In the Notes tab, you can create general course-level notes, and any notes from iBooks that are part of the class will appear as well. (But remember, you can make notes only on EPUB-based ebooks; although iBooks can display PDFs, which will be common in courses, you can’t make notes on those.) Those books may appear within the assignments, and they’re all collected in the Materials tab as well. The course includes (or will download) all the core materials, but some supplemental materials, including books and apps, may require
additional purchases.


How one creates an iTunes U course was not shared, although Apple said that six schools have had access to the new tools and have created over 100 new online courses. We’d like to see Apple open up the tools necessary to create an iTunes U course, just like iBooks Author, such that it would be possible to create — and sell — training courses via iTunes, although that gets back into the single-store debate.

Ironically, the presence of all this information online may reduce attendance in classes even further, something we’ve heard professors in iTunes U lectures complain about with the ready availability of recorded lectures.

A more speculative question is what will happen — particularly in certain subjects where collaborative scenarios or access to specialized equipment aren’t important — to higher education in general if it becomes possible to take most courses online in this fashion. Will the intangibles of a college education — maturation, networking, exposure to opportunities — and the eventual diploma be seen as worth the skyrocketing tuition costs?

An Apple a Day for Education — I’ll give Apple this — they don’t think small. These apps set a new bar for electronic books and online courses, and the apps are all available for free. The problem is that Apple also wants to own the entire pie, and in the process say exactly what is and is not possible. That’s not particularly different from Amazon, which tries to lock works into the Kindle ecosystem by refusing to support EPUB. But at least the far-less-ambitious Kindle format can be converted to from other formats.
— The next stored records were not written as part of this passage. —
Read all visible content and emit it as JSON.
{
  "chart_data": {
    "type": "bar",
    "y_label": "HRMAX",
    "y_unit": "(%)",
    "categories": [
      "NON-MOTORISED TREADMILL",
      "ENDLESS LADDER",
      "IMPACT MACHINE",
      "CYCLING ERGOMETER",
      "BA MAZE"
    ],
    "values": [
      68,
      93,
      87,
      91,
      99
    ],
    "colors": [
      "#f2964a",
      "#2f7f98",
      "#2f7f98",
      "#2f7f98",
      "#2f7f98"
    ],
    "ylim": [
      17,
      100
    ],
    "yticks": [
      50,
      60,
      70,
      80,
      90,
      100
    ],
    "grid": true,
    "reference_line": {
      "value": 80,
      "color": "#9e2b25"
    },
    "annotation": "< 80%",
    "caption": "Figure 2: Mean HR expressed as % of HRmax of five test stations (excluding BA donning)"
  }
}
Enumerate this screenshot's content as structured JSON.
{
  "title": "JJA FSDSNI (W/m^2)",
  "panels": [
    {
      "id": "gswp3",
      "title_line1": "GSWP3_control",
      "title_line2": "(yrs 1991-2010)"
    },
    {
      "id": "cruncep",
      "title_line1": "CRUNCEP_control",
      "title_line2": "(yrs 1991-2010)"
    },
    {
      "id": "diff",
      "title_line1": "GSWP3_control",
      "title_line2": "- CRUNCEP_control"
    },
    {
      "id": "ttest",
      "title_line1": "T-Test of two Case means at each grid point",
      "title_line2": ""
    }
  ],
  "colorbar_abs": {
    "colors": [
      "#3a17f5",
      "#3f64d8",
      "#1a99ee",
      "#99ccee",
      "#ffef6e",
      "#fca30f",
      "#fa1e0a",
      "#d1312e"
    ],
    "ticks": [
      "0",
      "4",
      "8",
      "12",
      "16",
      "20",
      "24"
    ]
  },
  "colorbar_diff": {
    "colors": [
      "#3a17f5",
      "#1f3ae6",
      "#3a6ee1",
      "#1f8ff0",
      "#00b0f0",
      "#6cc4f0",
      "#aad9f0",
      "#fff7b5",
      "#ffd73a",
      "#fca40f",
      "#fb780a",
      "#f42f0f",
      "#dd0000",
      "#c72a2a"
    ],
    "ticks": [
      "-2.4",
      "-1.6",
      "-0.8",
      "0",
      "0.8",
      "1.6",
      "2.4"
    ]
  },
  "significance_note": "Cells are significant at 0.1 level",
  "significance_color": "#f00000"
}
Debates are already raging on Twitter about how iBooks Author doesn’t allow works created with it to be sold anywhere but the iBookstore, and we publisher types are already trying to imagine how we can justify the extra effort and expense of creating iBooks textbooks for a single retail outlet. Plus, Apple is talking about these textbooks being inexpensive — on the order of $14.99 — which may play havoc with publisher business models that rely on high prices for books that are reused for multiple years. How it will shake out in the publishing world remains to be seen.

On the other side of the equation are the schools — where will the budget come from to outfit students with iPads and to buy these iBooks textbooks? It’s not impossible — we know of some local school districts that have had great success with pilot programs for tablets (Android, in this case), both in terms of student achievement and cost savings. But many schools can purchase only state- or district-approved textbooks, and that’s where Apple’s connection with publishers may be key — it should be much easier for a government entity to approve an electronic textbook if it is simply the electronic version of an approved traditional textbook.